Marijke Kolk is docent bij de opleiding Journalistiek. Iedere veertien dagen schrijft ze een column voor Trajectum. Deze keer heeft ze het over genderidentiteiten met haar stiefdochter.
‘Je zegt toch wel “die” he’? vraagt mijn 22-jarige stiefdochter me. We hebben het over genderidentiteiten die niet exclusief mannelijk of vrouwelijk zijn, ook wel non-binair of genderexpansief genoemd.

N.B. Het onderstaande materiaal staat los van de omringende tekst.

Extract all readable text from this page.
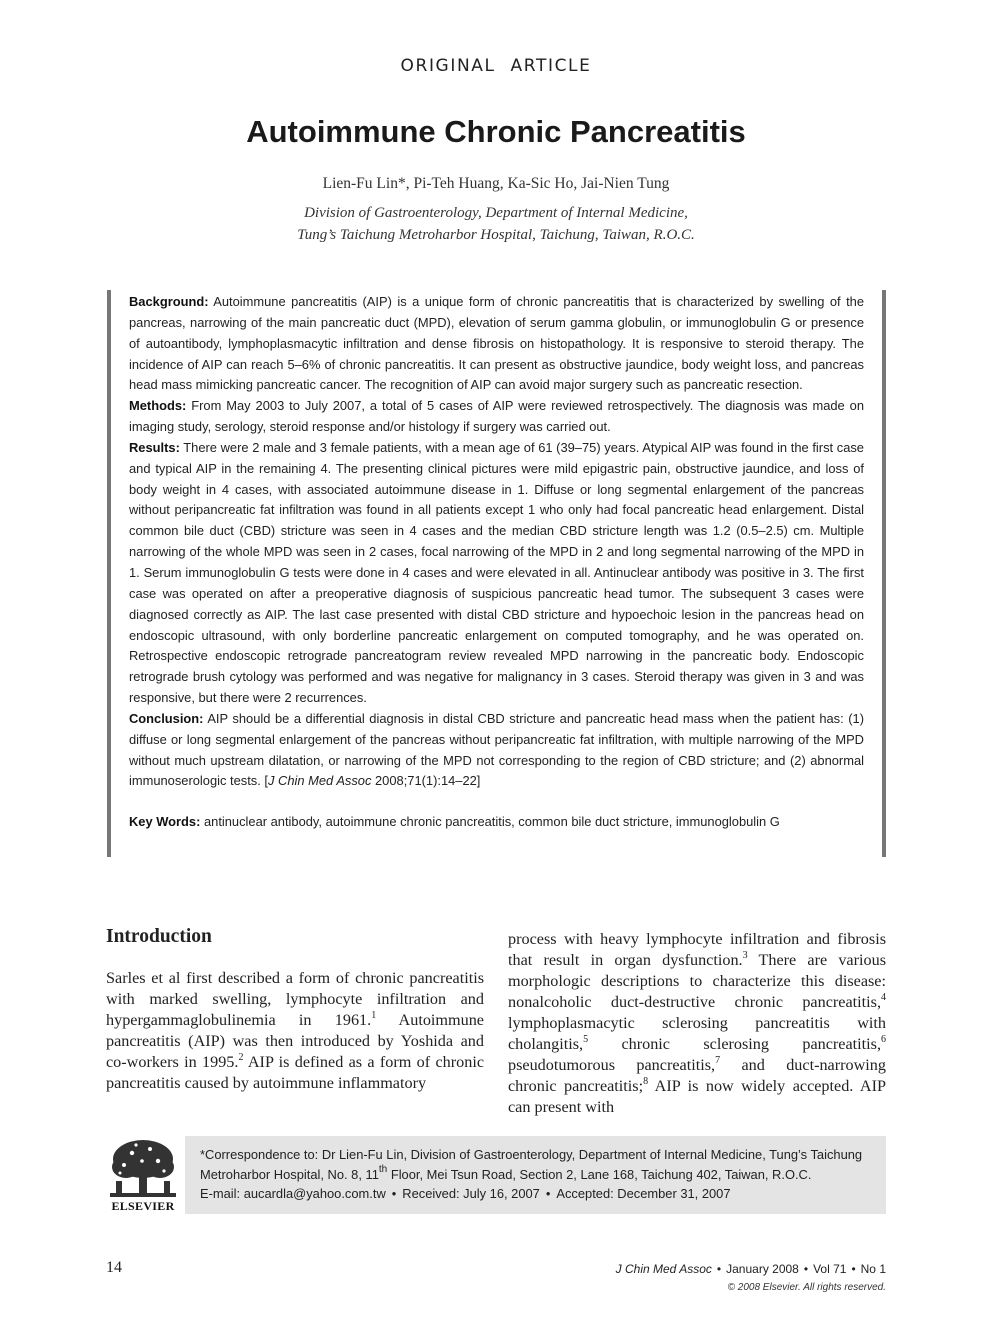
ORIGINAL ARTICLE
Autoimmune Chronic Pancreatitis
Lien-Fu Lin*, Pi-Teh Huang, Ka-Sic Ho, Jai-Nien Tung
Division of Gastroenterology, Department of Internal Medicine,
Tung’s Taichung Metroharbor Hospital, Taichung, Taiwan, R.O.C.

Background: Autoimmune pancreatitis (AIP) is a unique form of chronic pancreatitis that is characterized by swelling of the pancreas, narrowing of the main pancreatic duct (MPD), elevation of serum gamma globulin, or immunoglobulin G or presence of autoantibody, lymphoplasmacytic infiltration and dense fibrosis on histopathology. It is responsive to steroid therapy. The incidence of AIP can reach 5–6% of chronic pancreatitis. It can present as obstructive jaundice, body weight loss, and pancreas head mass mimicking pancreatic cancer. The recognition of AIP can avoid major surgery such as pancreatic resection.

Methods: From May 2003 to July 2007, a total of 5 cases of AIP were reviewed retrospectively. The diagnosis was made on imaging study, serology, steroid response and/or histology if surgery was carried out.

Results: There were 2 male and 3 female patients, with a mean age of 61 (39–75) years. Atypical AIP was found in the first case and typical AIP in the remaining 4. The presenting clinical pictures were mild epigastric pain, obstructive jaundice, and loss of body weight in 4 cases, with associated autoimmune disease in 1. Diffuse or long segmental enlargement of the pancreas without peripancreatic fat infiltration was found in all patients except 1 who only had focal pancreatic head enlargement. Distal common bile duct (CBD) stricture was seen in 4 cases and the median CBD stricture length was 1.2 (0.5–2.5) cm. Multiple narrowing of the whole MPD was seen in 2 cases, focal narrowing of the MPD in 2 and long segmental narrowing of the MPD in 1. Serum immunoglobulin G tests were done in 4 cases and were elevated in all. Antinuclear antibody was positive in 3. The first case was operated on after a preoperative diagnosis of suspicious pancreatic head tumor. The subsequent 3 cases were diagnosed correctly as AIP. The last case presented with distal CBD stricture and hypoechoic lesion in the pancreas head on endoscopic ultrasound, with only borderline pancreatic enlargement on computed tomography, and he was operated on. Retrospective endoscopic retrograde pancreatogram review revealed MPD narrowing in the pancreatic body. Endoscopic retrograde brush cytology was performed and was negative for malignancy in 3 cases. Steroid therapy was given in 3 and was responsive, but there were 2 recurrences.

Conclusion: AIP should be a differential diagnosis in distal CBD stricture and pancreatic head mass when the patient has: (1) diffuse or long segmental enlargement of the pancreas without peripancreatic fat infiltration, with multiple narrowing of the MPD without much upstream dilatation, or narrowing of the MPD not corresponding to the region of CBD stricture; and (2) abnormal immunoserologic tests. [J Chin Med Assoc 2008;71(1):14–22]

Key Words: antinuclear antibody, autoimmune chronic pancreatitis, common bile duct stricture, immunoglobulin G

Introduction

Sarles et al first described a form of chronic pancreatitis with marked swelling, lymphocyte infiltration and hypergammaglobulinemia in 1961.$^1$ Autoimmune pancreatitis (AIP) was then introduced by Yoshida and co-workers in 1995.$^2$ AIP is defined as a form of chronic pancreatitis caused by autoimmune inflammatory

process with heavy lymphocyte infiltration and fibrosis that result in organ dysfunction.$^3$ There are various morphologic descriptions to characterize this disease: nonalcoholic duct-destructive chronic pancreatitis,$^4$ lymphoplasmacytic sclerosing pancreatitis with cholangitis,$^5$ chronic sclerosing pancreatitis,$^6$ pseudotumorous pancreatitis,$^7$ and duct-narrowing chronic pancreatitis;$^8$ AIP is now widely accepted. AIP can present with

ELSEVIER
*Correspondence to: Dr Lien-Fu Lin, Division of Gastroenterology, Department of Internal Medicine, Tung’s Taichung
Metroharbor Hospital, No. 8, 11th Floor, Mei Tsun Road, Section 2, Lane 168, Taichung 402, Taiwan, R.O.C.
E-mail: aucardla@yahoo.com.tw • Received: July 16, 2007 • Accepted: December 31, 2007
14	J Chin Med Assoc • January 2008 • Vol 71 • No 1
© 2008 Elsevier. All rights reserved.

Ik heb een non-binair persoon in mijn klas en heb net verteld dat ik het soms best lastig vind hoe ik deze student moet aanspreken. Soms zeg ik hij, soms zeg ik zij en elke keer denk ik meteen daarna: dat klopt dus niet. ‘Of heb je gevraagd hoe die aangesproken wil worden?’ Nee, dat heb ik dus niet. Stom eigenlijk. ‘Vragen’, zegt ze stellig. ‘Dat lijkt me het beste. Tot die tijd dus die. Of hen.’ Ik knik braaf. Niet alleen onder de indruk van haar kennis op dit gebied, maar vooral ook van het fanatisme waarmee ze deze overbrengt.
Ze gaat verder: ‘En non-binariteit nooit verwarren met androgyniteit. Dat is echt iets anders, want androgyne-zijn is een genderexpressie en geen genderidentiteit. Je kunt er niet non-binair uitzien, want er is geen uiterlijk voor een non-binair persoon. Dat bestáát gewoon niet.’
Even voel ik me de underdog. Maar dan sla ik keihard terug. ‘Op de HU krijgen we waarschijnlijk genderneutrale toiletten!’ Zo. Bam. Die zit. ‘Want weet je, non-binaire personen, maar ook transgenders voelen zich vaak opgelaten als ze naar een openbaar toilet moeten. Omdat ze dan een keuze moeten maken tussen man of vrouw.’
Ze lijkt niet onder de indruk. ‘En in Amsterdam, ga ik verder, ‘hebben verschillende musea, de UvA en het stadhuis van Amsterdam al genderneutrale toiletten.’
Het blijf stil.
‘Dat is echt niet meer dan normaal hoor’, klinkt het ten slotte. ‘Misschien moet je eens aan die vragen wat die hiervan vindt.’
De rest van de middag voel ik me heel oud.